The days of imagining how good they’ll be in the future while they learn and err in the present are over, extinguished by four consecutive flameouts in the playoffs.
“This group isn’t that young anymore,” Knuble said. “Hopefully a lot of them are maturing and starting to realize. Some of their buddies back home are winning Stanley Cups and [the Caps’ players] are standing here empty-handed saying ‘I want one of those.’
“Time is moving on and time moves on with your team, too. The salary cap and contracts affect player movement. Our superstars are in the prime of their careers. What happens if one of them gets hurt? That huge window starts to close.”
Knuble’s window seemed closed before it fully opened, as he spent the first half of his career fighting for ice time.

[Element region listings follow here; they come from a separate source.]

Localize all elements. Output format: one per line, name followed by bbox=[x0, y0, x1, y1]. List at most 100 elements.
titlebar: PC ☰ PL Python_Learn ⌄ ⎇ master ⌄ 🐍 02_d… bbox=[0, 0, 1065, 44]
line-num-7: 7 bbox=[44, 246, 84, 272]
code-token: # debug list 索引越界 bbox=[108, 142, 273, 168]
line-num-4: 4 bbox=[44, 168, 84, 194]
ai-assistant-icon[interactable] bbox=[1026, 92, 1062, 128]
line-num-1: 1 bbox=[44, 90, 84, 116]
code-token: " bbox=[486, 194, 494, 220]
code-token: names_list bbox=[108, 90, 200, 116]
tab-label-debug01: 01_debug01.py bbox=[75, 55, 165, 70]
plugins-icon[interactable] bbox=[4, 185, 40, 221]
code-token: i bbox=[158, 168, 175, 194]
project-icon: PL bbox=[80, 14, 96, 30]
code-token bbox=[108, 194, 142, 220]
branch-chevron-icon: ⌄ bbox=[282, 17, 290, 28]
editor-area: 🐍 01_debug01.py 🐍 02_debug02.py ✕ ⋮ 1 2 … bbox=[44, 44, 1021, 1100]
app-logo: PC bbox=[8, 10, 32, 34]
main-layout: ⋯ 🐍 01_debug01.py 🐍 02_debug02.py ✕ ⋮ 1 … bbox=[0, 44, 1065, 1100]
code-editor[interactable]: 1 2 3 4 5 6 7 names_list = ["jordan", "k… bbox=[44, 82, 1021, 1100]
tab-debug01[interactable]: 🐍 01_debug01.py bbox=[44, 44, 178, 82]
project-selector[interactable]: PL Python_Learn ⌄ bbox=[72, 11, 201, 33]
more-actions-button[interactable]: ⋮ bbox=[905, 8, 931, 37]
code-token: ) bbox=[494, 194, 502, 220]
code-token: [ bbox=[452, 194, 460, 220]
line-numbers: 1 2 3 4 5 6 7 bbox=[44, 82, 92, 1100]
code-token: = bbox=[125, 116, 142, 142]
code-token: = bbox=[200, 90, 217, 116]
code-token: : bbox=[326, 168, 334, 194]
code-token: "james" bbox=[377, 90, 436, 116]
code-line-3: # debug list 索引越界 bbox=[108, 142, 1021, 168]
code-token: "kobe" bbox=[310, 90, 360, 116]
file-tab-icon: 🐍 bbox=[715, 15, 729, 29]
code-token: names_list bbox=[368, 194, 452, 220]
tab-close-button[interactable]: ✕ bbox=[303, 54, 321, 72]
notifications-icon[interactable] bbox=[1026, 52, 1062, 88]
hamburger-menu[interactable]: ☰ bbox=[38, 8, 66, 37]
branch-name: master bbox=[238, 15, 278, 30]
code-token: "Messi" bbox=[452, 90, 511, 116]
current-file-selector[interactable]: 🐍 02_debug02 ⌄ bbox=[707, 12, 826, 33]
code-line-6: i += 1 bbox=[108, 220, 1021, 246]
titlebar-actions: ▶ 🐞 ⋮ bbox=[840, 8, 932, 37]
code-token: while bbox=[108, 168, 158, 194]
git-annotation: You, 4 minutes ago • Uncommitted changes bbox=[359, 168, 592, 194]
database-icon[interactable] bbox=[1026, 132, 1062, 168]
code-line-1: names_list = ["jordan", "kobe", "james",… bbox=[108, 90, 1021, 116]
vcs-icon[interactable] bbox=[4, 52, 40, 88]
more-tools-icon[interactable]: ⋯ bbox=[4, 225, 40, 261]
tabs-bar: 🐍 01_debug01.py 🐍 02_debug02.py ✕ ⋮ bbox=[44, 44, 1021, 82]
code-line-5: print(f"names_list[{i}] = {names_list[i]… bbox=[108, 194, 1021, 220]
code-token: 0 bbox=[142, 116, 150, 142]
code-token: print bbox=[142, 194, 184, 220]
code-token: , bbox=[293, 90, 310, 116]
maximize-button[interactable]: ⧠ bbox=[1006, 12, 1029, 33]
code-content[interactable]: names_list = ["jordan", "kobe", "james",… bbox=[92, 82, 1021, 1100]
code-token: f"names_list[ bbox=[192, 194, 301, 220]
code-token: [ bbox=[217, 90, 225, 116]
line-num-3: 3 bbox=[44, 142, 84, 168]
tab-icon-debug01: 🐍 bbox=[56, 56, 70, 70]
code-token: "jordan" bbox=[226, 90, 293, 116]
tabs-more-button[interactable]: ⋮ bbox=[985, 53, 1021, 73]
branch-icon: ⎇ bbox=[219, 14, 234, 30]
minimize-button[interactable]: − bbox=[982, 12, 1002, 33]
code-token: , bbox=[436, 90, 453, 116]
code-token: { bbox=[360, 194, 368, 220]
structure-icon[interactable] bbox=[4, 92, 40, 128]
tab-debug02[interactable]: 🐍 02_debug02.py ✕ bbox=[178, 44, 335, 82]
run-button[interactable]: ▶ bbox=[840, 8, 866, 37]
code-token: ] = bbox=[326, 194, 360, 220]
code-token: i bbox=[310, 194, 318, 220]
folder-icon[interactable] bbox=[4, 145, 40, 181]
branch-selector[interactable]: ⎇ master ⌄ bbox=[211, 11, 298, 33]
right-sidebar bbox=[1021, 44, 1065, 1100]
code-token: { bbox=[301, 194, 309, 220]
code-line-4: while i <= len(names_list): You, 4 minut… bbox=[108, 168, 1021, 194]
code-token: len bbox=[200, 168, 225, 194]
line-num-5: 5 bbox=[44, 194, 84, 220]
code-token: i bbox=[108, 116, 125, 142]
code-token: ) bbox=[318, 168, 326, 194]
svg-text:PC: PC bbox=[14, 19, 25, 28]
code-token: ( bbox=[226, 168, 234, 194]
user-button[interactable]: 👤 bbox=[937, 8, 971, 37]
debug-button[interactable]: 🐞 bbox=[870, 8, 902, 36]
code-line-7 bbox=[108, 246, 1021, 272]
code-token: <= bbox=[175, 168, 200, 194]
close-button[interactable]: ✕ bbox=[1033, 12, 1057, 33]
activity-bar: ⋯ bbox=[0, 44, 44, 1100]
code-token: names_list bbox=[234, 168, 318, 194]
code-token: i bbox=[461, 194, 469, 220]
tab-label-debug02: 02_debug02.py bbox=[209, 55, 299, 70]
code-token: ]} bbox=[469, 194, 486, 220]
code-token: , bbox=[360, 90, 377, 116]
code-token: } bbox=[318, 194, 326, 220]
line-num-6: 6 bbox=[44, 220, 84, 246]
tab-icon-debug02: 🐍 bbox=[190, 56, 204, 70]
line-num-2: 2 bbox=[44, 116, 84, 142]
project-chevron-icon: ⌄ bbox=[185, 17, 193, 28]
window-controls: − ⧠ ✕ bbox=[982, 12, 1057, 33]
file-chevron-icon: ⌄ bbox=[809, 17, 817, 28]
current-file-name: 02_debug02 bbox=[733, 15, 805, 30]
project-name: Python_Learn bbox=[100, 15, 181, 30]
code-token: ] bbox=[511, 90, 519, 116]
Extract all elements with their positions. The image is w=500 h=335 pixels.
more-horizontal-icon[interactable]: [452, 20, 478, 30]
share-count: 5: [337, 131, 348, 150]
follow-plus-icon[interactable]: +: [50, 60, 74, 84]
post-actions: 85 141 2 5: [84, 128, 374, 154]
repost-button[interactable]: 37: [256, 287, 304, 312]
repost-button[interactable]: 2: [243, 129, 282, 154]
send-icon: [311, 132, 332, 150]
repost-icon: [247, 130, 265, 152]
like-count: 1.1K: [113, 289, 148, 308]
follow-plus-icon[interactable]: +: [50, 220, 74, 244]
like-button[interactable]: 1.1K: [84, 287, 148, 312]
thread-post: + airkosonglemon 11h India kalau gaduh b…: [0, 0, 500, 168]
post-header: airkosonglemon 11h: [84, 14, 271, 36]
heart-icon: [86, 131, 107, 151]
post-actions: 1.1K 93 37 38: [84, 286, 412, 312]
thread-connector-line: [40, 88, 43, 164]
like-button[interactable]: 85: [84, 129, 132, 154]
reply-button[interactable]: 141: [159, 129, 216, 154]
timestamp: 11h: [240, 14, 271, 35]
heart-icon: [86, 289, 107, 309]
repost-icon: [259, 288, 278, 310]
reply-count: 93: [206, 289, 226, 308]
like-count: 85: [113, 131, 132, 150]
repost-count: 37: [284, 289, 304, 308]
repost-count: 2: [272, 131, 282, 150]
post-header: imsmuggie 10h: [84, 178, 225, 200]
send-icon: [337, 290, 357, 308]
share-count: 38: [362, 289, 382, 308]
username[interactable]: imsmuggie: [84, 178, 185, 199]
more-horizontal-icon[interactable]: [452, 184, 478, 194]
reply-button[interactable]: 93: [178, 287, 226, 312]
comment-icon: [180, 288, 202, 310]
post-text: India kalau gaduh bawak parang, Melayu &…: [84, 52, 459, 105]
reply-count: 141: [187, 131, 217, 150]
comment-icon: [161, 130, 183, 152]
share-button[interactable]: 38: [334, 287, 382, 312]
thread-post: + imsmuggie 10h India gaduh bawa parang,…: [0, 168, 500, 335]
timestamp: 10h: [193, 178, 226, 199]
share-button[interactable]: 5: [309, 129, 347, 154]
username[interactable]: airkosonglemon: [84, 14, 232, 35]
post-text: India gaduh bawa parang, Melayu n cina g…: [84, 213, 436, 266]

Drafted by the Red Wings in 1991, he was a third/fourth-liner with Detroit, the New York Rangers and Boston before enjoying extensive playing time during a breakout season with the Bruins in 2002-03. He had 59 points in 75 games, after failing to top 35 points in any previous season. That was Knuble’s first campaign with at least 20 goals (30) and he has scored 20-plus in every season since.
“He got put in a situation and things started to happen for him,” McPhee said. “I think he realized he’s never going be a playmaker or skill guy, but his forte would be getting to the front of the net and banging in ugly goals.